Das Kundendossier und die drei Listen darum herum
Kunde, Lead und Kaltkontakt sind hier drei verschiedene Datensätze, und sie zu vermischen ist der übliche Grund, weshalb einem CRM irgendwann niemand mehr traut.
- Kunde
- Jemand, dem Sie Rechnungen stellen. Der Datensatz führt Adressen, Steuernummern, einen Standardansatz und eine Dokumentsprache, und er ist der Adressat von Rechnung, Offerte, Vertrag und Projekt.
- Lead
- Ein Interessent, den Sie von Hand verfolgen, mit Status, Verlauf und einer Notiz zu jedem Schritt. Aus einem Lead einen Kunden zu machen ist ein einziger Schritt, und der Lead bleibt danach mit seinen Notizen und seinem Verlauf erhalten.
- Kaltkontakt
- Eine Zeile aus einer Liste, die Sie importiert haben. Kaltkontakte haben einen eigenen Bildschirm, eigene Status, eigene Spalten und eigene Akquise-Werkzeuge, damit sich eine gekaufte oder zusammengetragene Liste nie unter die Menschen mischt, mit denen Sie tatsächlich arbeiten.
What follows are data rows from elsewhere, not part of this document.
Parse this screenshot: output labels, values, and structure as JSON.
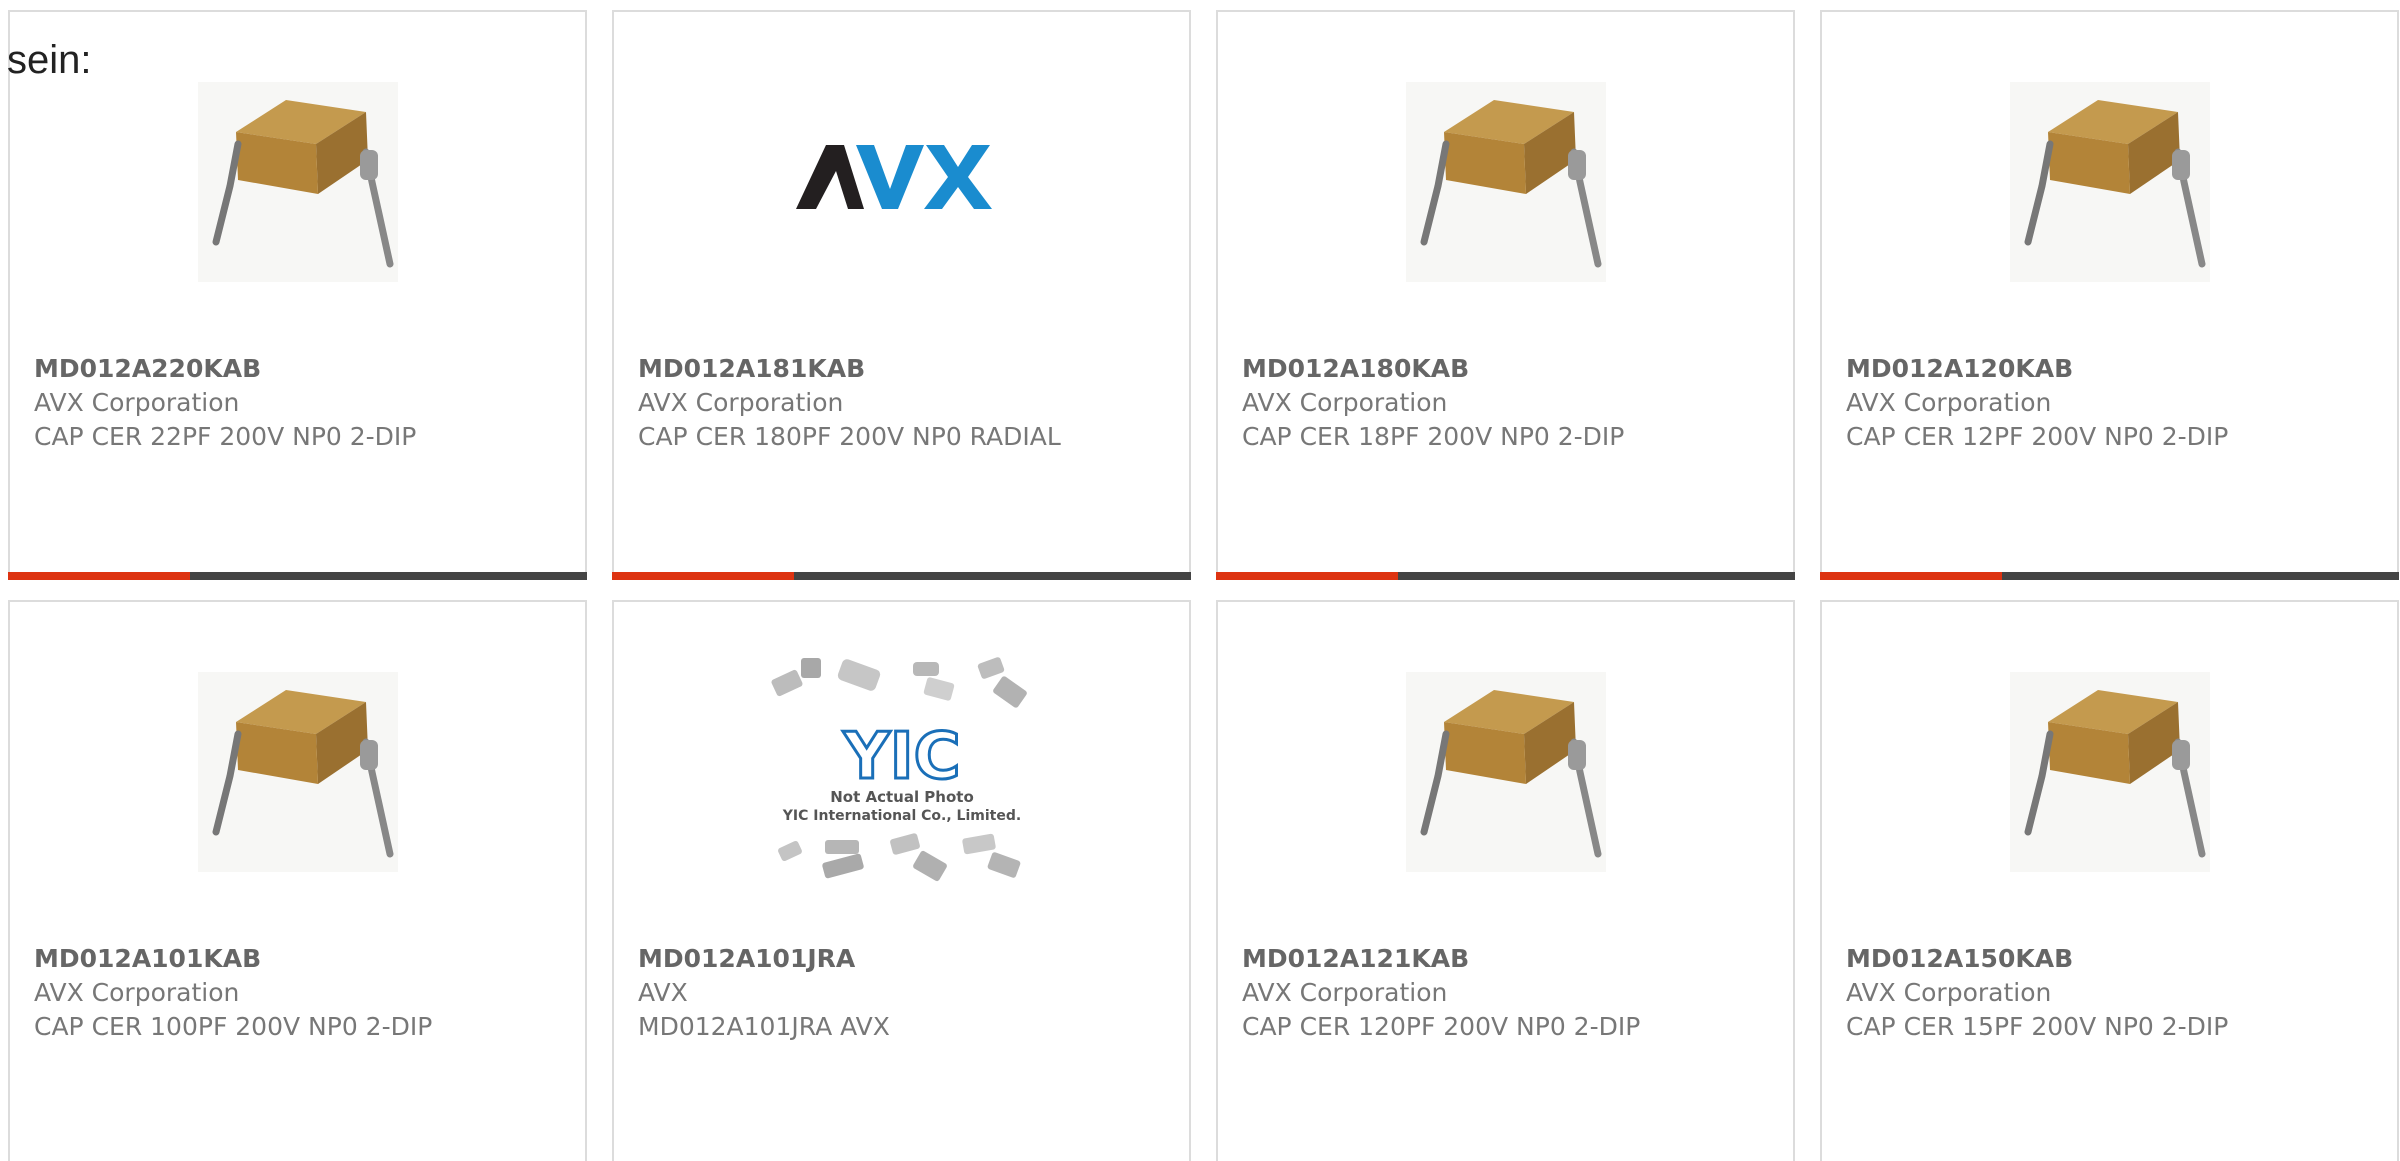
{
  "intro_text": "sein:",
  "colors": {
    "accent": "#dd3311",
    "bar_dark": "#444444",
    "card_border": "#dcdcdc",
    "text": "#777777"
  },
  "products": [
    {
      "part_number": "MD012A220KAB",
      "manufacturer": "AVX Corporation",
      "description": "CAP CER 22PF 200V NP0 2-DIP",
      "image": "capacitor-photo"
    },
    {
      "part_number": "MD012A181KAB",
      "manufacturer": "AVX Corporation",
      "description": "CAP CER 180PF 200V NP0 RADIAL",
      "image": "avx-logo",
      "logo_text": "AVX"
    },
    {
      "part_number": "MD012A180KAB",
      "manufacturer": "AVX Corporation",
      "description": "CAP CER 18PF 200V NP0 2-DIP",
      "image": "capacitor-photo"
    },
    {
      "part_number": "MD012A120KAB",
      "manufacturer": "AVX Corporation",
      "description": "CAP CER 12PF 200V NP0 2-DIP",
      "image": "capacitor-photo"
    },
    {
      "part_number": "MD012A101KAB",
      "manufacturer": "AVX Corporation",
      "description": "CAP CER 100PF 200V NP0 2-DIP",
      "image": "capacitor-photo"
    },
    {
      "part_number": "MD012A101JRA",
      "manufacturer": "AVX",
      "description": "MD012A101JRA AVX",
      "image": "yic-placeholder",
      "logo_text": "YIC",
      "placeholder_line1": "Not Actual Photo",
      "placeholder_line2": "YIC International Co., Limited."
    },
    {
      "part_number": "MD012A121KAB",
      "manufacturer": "AVX Corporation",
      "description": "CAP CER 120PF 200V NP0 2-DIP",
      "image": "capacitor-photo"
    },
    {
      "part_number": "MD012A150KAB",
      "manufacturer": "AVX Corporation",
      "description": "CAP CER 15PF 200V NP0 2-DIP",
      "image": "capacitor-photo"
    }
  ]
}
Der Datensatz führt Firmen- oder Kundenname, Kontaktperson, E-Mail, Telefon, Ländercode, zwei Adresszeilen, PLZ, Ort und interne Notizen, dazu vier getrennte Steuernummern: die MwSt-Nummer, die EU-MwSt-Nummer, die UID-Nummer und die MWST-Nummer. Alle vier werden geprüft, auf der Kundenkarte angezeigt und auf die ausgehenden PDF-Dokumente gedruckt. Ein Schweizer Kunde mit UID- und MWST-Nummer und ein ausländischer mit EU-MwSt-Nummer sind beide der Normalfall und keine Notlösung im Freitextfeld.
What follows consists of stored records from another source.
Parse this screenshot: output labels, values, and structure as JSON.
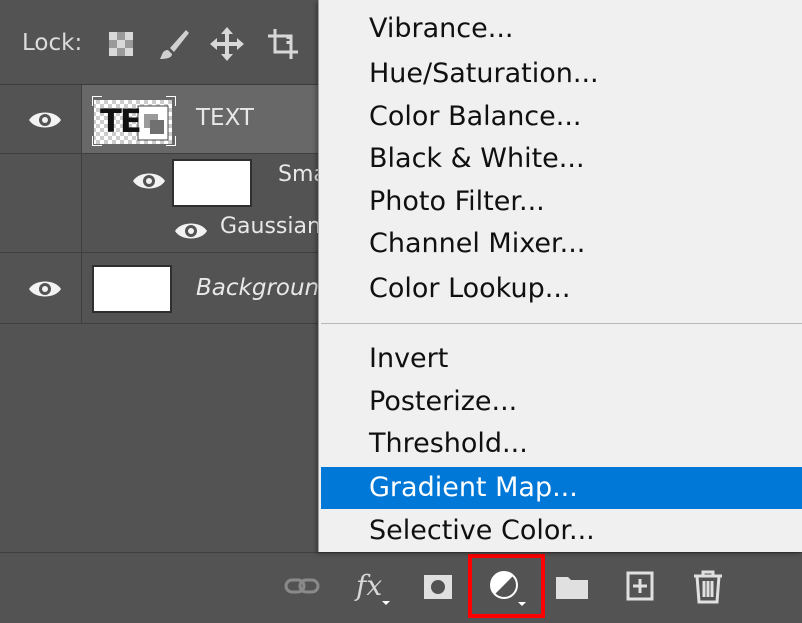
{
  "lock_bar": {
    "label": "Lock:",
    "icons": [
      "transparency-lock-icon",
      "brush-icon",
      "move-icon",
      "artboard-icon"
    ]
  },
  "layers": [
    {
      "name": "TEXT",
      "thumb_text": "TE",
      "selected": true,
      "visible": true
    },
    {
      "name": "Sma",
      "type": "smart-object",
      "visible": true
    },
    {
      "name": "Gaussian",
      "type": "smart-filter",
      "visible": true
    },
    {
      "name": "Background",
      "visible": true,
      "italic": true
    }
  ],
  "menu": {
    "items": [
      {
        "label": "Vibrance..."
      },
      {
        "label": "Hue/Saturation..."
      },
      {
        "label": "Color Balance..."
      },
      {
        "label": "Black & White..."
      },
      {
        "label": "Photo Filter..."
      },
      {
        "label": "Channel Mixer..."
      },
      {
        "label": "Color Lookup..."
      },
      {
        "label": "Invert"
      },
      {
        "label": "Posterize..."
      },
      {
        "label": "Threshold..."
      },
      {
        "label": "Gradient Map...",
        "highlighted": true
      },
      {
        "label": "Selective Color..."
      }
    ]
  },
  "footer": {
    "icons": [
      "link-icon",
      "fx-icon",
      "mask-icon",
      "adjustment-layer-icon",
      "folder-icon",
      "new-layer-icon",
      "trash-icon"
    ],
    "fx_label": "fx"
  },
  "colors": {
    "panel_bg": "#535353",
    "menu_bg": "#f0f0f0",
    "highlight": "#0078d7",
    "outline_red": "#ff0000"
  }
}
- Ein Standard-Stundenansatz pro Kunde, von dem Projekte und Rechnungspositionen ausgehen
- Eine Dokument- und E-Mail-Sprache pro Kunde, ersatzweise Ihre eigene
- Archivieren und Wiederherstellen, beides umkehrbar
- Endgültig löschen nur, solange der Kunde weder Projekte noch Rechnungen hat
- Ein Kunde, dessen Adresse auf der Sperrliste des Kontos steht, wird als gesperrt markiert, und Nachrichten an ihn werden vor dem Versand abgewiesen
- Pro Zeile in der Liste: Anzahl Projekte, Umsatz, offener Betrag, Status
Bestehende Kunden kommen per CSV herein: Sie ordnen die Spalten für Name, E-Mail, Telefon und Adresse zu und lesen dann eine Vorschau, die jede Zeile als Neu, Kein Name oder Duplikat kennzeichnet, bevor irgendetwas geschrieben wird. Duplikate werden übersprungen, und ein Import nimmt bis zu 2'000 Zeilen.
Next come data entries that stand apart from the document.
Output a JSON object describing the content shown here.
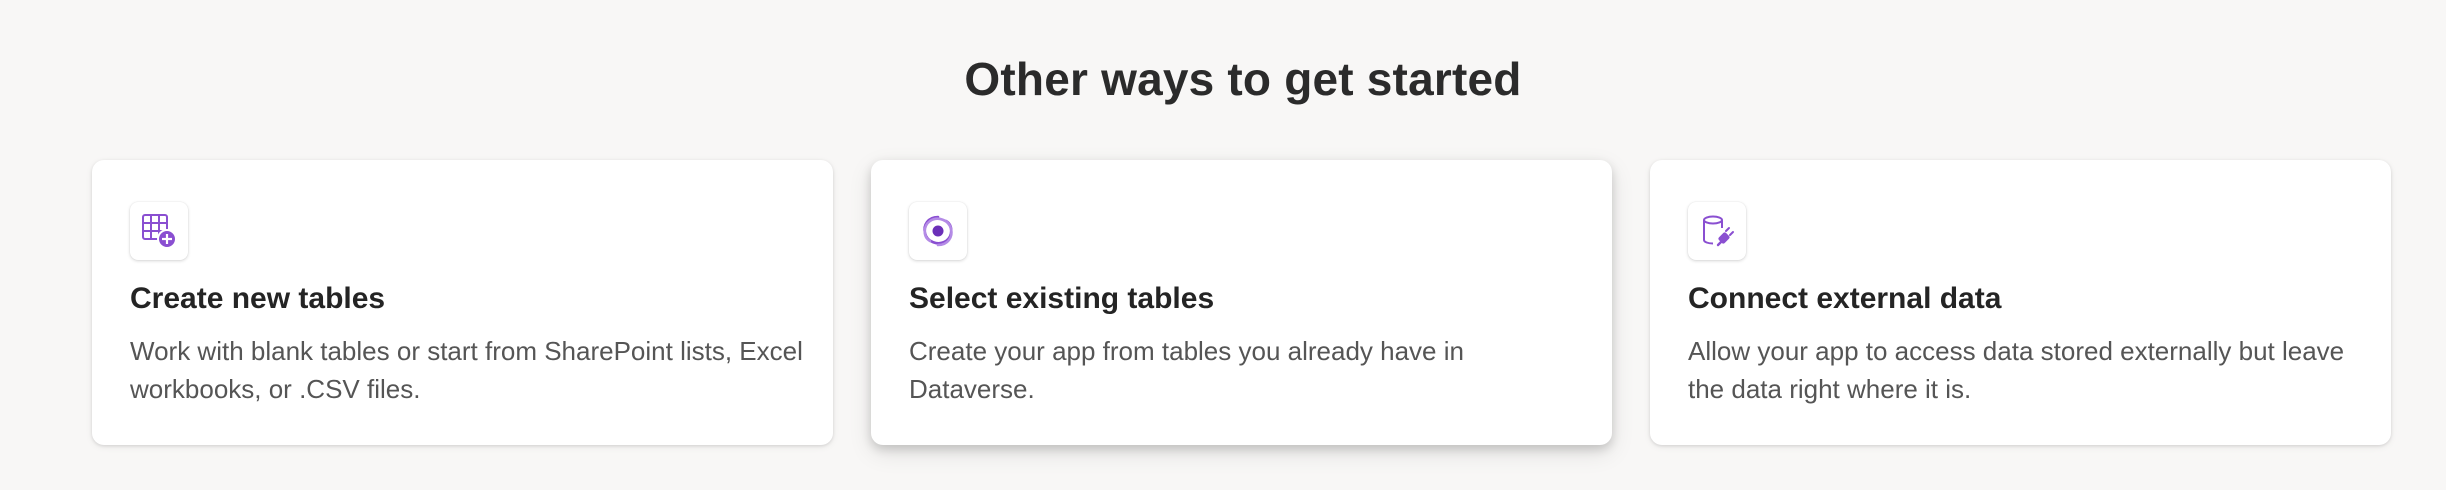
{
  "page": {
    "heading": "Other ways to get started"
  },
  "cards": [
    {
      "title": "Create new tables",
      "description": "Work with blank tables or start from SharePoint lists, Excel workbooks, or .CSV files.",
      "icon": "table-add-icon"
    },
    {
      "title": "Select existing tables",
      "description": "Create your app from tables you already have in Dataverse.",
      "icon": "dataverse-icon"
    },
    {
      "title": "Connect external data",
      "description": "Allow your app to access data stored externally but leave the data right where it is.",
      "icon": "database-plug-icon"
    }
  ],
  "colors": {
    "background": "#f8f7f6",
    "accent": "#8a4fd1",
    "card": "#ffffff"
  }
}
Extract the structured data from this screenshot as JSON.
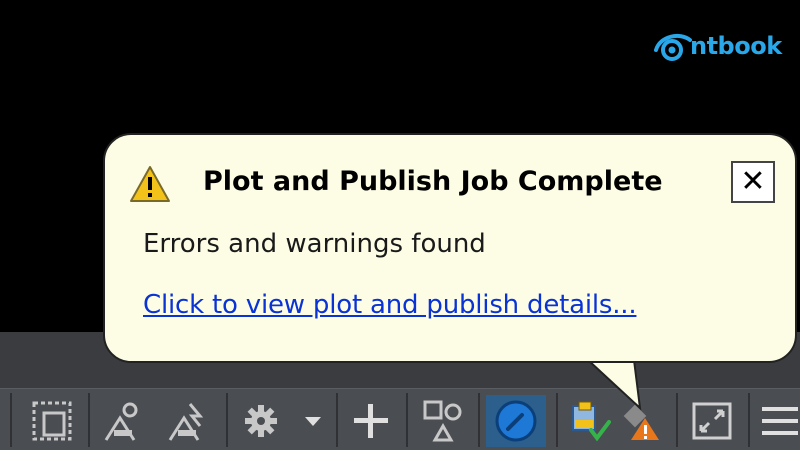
{
  "watermark": {
    "brand_text": "ntbook",
    "logo_icon": "eye-swoosh-logo-icon"
  },
  "notification": {
    "title": "Plot and Publish Job Complete",
    "message": "Errors and warnings found",
    "link_text": "Click to view plot and publish details...",
    "close_label": "✕",
    "icon": "warning-triangle-icon",
    "colors": {
      "background": "#fdfde6",
      "link": "#0a33d6",
      "warning": "#f2c21b"
    }
  },
  "status_bar": {
    "buttons": [
      {
        "icon": "viewport-frame-icon"
      },
      {
        "icon": "annotation-scale-icon"
      },
      {
        "icon": "annotation-visibility-icon"
      },
      {
        "icon": "workspace-gear-icon"
      },
      {
        "icon": "dropdown-arrow-icon"
      },
      {
        "icon": "annotation-monitor-plus-icon"
      },
      {
        "icon": "isolate-objects-icon"
      },
      {
        "icon": "hardware-acceleration-icon"
      },
      {
        "icon": "plot-publish-complete-icon"
      },
      {
        "icon": "plot-publish-warning-icon"
      },
      {
        "icon": "fullscreen-icon"
      },
      {
        "icon": "customization-menu-icon"
      }
    ],
    "colors": {
      "bar": "#4a4d52",
      "active": "#1e78d6"
    }
  }
}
Die Lead-Pipeline und was einen Lead weiterbringt
Dreizehn Status, eine Notiz zu jeder Änderung und ein Verlauf, der sich wie die Geschichte des Geschäfts liest.
- Neuer Lead
- Kontaktiert
- Hat sich gemeldet
- Reagiert
- Geantwortet
- Keine Antwort
- Interessiert
- Termin angefragt
- Design gesendet
- Offerte gesendet
- Kein Interesse
- Kunde geworden
- Abgeschlossen
Jeder Status trägt eine vollständige Bezeichnung, eine kurze für schmale Bildschirme und einen Erklärsatz, und zwar in allen fünf Sprachen. Jede Änderung kann eine Notiz tragen, und zwei fragen nach mehr: Termin angefragt fragt nach Datum und Uhrzeit, Offerte gesendet nach Betrag und Währung, damit die genannte Zahl auf dem Datensatz liegt.
Der Verlauf mischt Einträge, die das Produkt selbst schreibt, also erstellt, Status geändert, Erinnerung gesendet, umgewandelt, Nachfassen gesendet und Nachfassen gestoppt, mit acht Arten, die Sie von Hand erfassen, von der Kontaktaufnahme bis zur gesendeten Offerte. Die Umwandlung in einen Kunden behält den Lead und alles, was daran hängt.
Die Punktzahl neben einem Lead beruht auf Regeln und nicht auf KI: 0 bis 100 in drei Bändern, Heiss, Warm und Kalt, gebildet aus hinterlegter E-Mail, hinterlegter Telefonnummer, erfassten Notizen, einer offenen Offerte, der Aktualität des Kontakts, der Plattform und dem Status. Jeder Lead zeigt, welche Regel wie viele Punkte gegeben hat; eine KI-Einschätzung steht, wo es sie gibt, daneben unter eigener Bezeichnung.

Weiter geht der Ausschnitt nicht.